Numerical study on the heat transfer behavior in naturally fractured reservoirs and applications for reservoir characterization and geothermal energy development

Naturally fractured reservoir characterization has always been a challenging problem worldwide due to highly heterogeneous. Pressure transient analysis (PTA) is the most used technique for reservoir characterization. However, the pressure inversion inevitably produces non-uniqueness. Additionally, naturally fractured reservoirs are also some of the most promising geothermal systems. A novel concept is to harness heat by producing water from abandoned hydrocarbon reservoirs. However, few literatures have discussed the geothermal development issues in such way by far. To narrow the gap, we present a numerical model to study heat transfer behaviors when fluids are produced from naturally fractured reservoirs. The J-T coefficient, adiabatic expansion, viscous dissipation, conduction, convection and reservoir damage are all considered in proposed model. Two advices for geothermal development are presented according to heat-transfer behavior study.

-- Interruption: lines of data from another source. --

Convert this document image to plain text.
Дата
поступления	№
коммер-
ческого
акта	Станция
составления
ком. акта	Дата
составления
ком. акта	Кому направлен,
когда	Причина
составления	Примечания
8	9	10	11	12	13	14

Furthermore, an integrated workflow of combining temperature transient analysis (TTA) and PTA is proposed to determine the reservoir properties for the first time, which help overcome the shortcomings of conventional PTA. Results indicate that: (a) Two parameters proposed in this work (reservoir heat storage ratio and heat inter-porosity coefficient) can evaluate the feasibility of geothermal development, which are characterized by ?V-shape? feature on temperature derivative curve. (b) The reservoir temperature will drop when heat transfers to closed boundary, so the geothermal development should choose the reservoir with larger size. (c) TTA can characterize the radius and permeability of reservoir damage zone, which are not readily accessible from PTA. Meanwhile, TTA can distinguish the composite reservoirs and closed reservoirs, which helps address the non-uniqueness problem of PTA. Therefore, TTA can serve as a companion way with PTA to more clearly characterize reservoir with reasonable workflow.

Automated summary

Characterizing naturally fractured reservoirs is a challenging task due to their high heterogeneity, but geothermal development in such reservoirs shows promising prospects. Understanding heat transfer behaviors and reservoir damage is crucial for successful geothermal development. Integrating temperature transient analysis (TTA) and pressure transient analysis (PTA) helps overcome the non-uniqueness problem and provides a more accurate assessment of reservoir properties.